Confidence as a Continuous Journey
Nelson Mandela is quoted as saying, “Courage is not the absence of fear, but the triumph over it. The brave man is not he who does not feel afraid, but he who conquers that fear.” That line sums up everything this journey has been about. Confidence is not a destination. It is not something you arrive at once and for all. It is a journey, built through action, tested by setbacks, and strengthened each time you choose to show up again. Confidence is not about never doubting. It is about moving anyway.
While working with Alex Komaromi, the professional poker champion from Uruguay, he told me that awareness is everything. At the table, you never know the next card, but you can always be aware of yourself, your opponents, and the dynamics of the game. Confidence, he explained, does not come from certainty. It comes from awareness: noticing clearly what is happening and trusting yourself to respond. That struck me as the purest form of confidence. Executives live this every day. Athletes feel it every time they compete. None of them ever have the full picture. What sets them apart is their ability to act with conviction despite uncertainty.

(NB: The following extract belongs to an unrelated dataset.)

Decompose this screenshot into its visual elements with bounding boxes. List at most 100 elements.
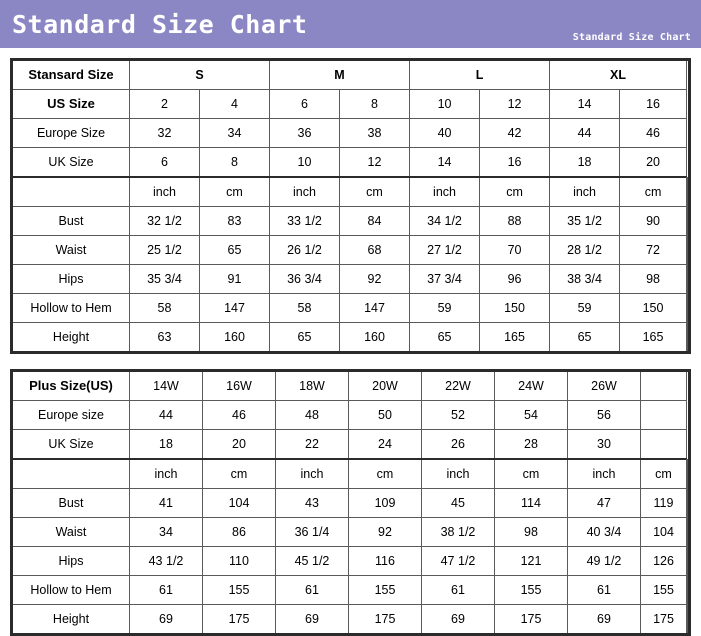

Across this journey we have seen the same truth repeat itself. Maurice Greene on the start line in Monaco. Luís Figo in Madrid on the night before his daughter was born. Ronaldinho, his brother Assis, and his mother Dona Miguelina in Rio de Janeiro. Rubén Magnano in Buenos Aires, Bode Miller in the Andes, Mika Häkkinen in Monaco, Alexis Pinturault in the French Alps. Different sports, different stages, different lives. Yet all point to the same lesson: confidence is not about brilliance in a single moment. It is about a way of showing up, again and again, with resilience, rhythm, and trust.
The same applies to executives I have worked with across continents. Some faced collapsing markets. Others faced skeptical boards. Some were stepping into leadership for the first time. All of them discovered that confidence is less about certainty in outcomes and more about conviction in themselves, their preparation, and their teams.
Confidence is not a gift reserved for a few. It is a practice available to anyone. And like any practice, it requires attention, repetition, and courage. Each step builds on the last. Each choice strengthens the bridge between doubt and action.
The Arc of the Journey
Looking back, we have walked across six chapters: the bridge between doubt and action, the quiet moments that shape belief, the origins of steady and situational confidence, the role of coaching as a catalyst, the shared lessons between athletes and executives, and finally, the realization that confidence is not something you arrive at once and for all.
What becomes clear is that confidence is never static. It grows, fades, rebuilds, and evolves. It is shaped by the people we learn from, the teams we trust, the failures we endure, and the dreams that keep us moving forward.
The arc brings us back to where we started: that bridge. It never stands finished. Each step you take adds another plank. Each doubt faced, each preparation repeated, each small win stacked, extends it further.
As Rubén Magnano once told me, it all starts with a dream, and then taking one step toward it every day. And as Aristotle wrote, “We are what we repeatedly do. Excellence, then, is not an act, but a habit.” Confidence is built the same way.
Closing Thought
Confidence is not something you wait to feel. It is something you build, not once but daily. It grows, fades, rebuilds, and evolves. What matters is the choice to keep showing up. Because in the end, confidence is less about what you achieve and more about the courage to take the next step.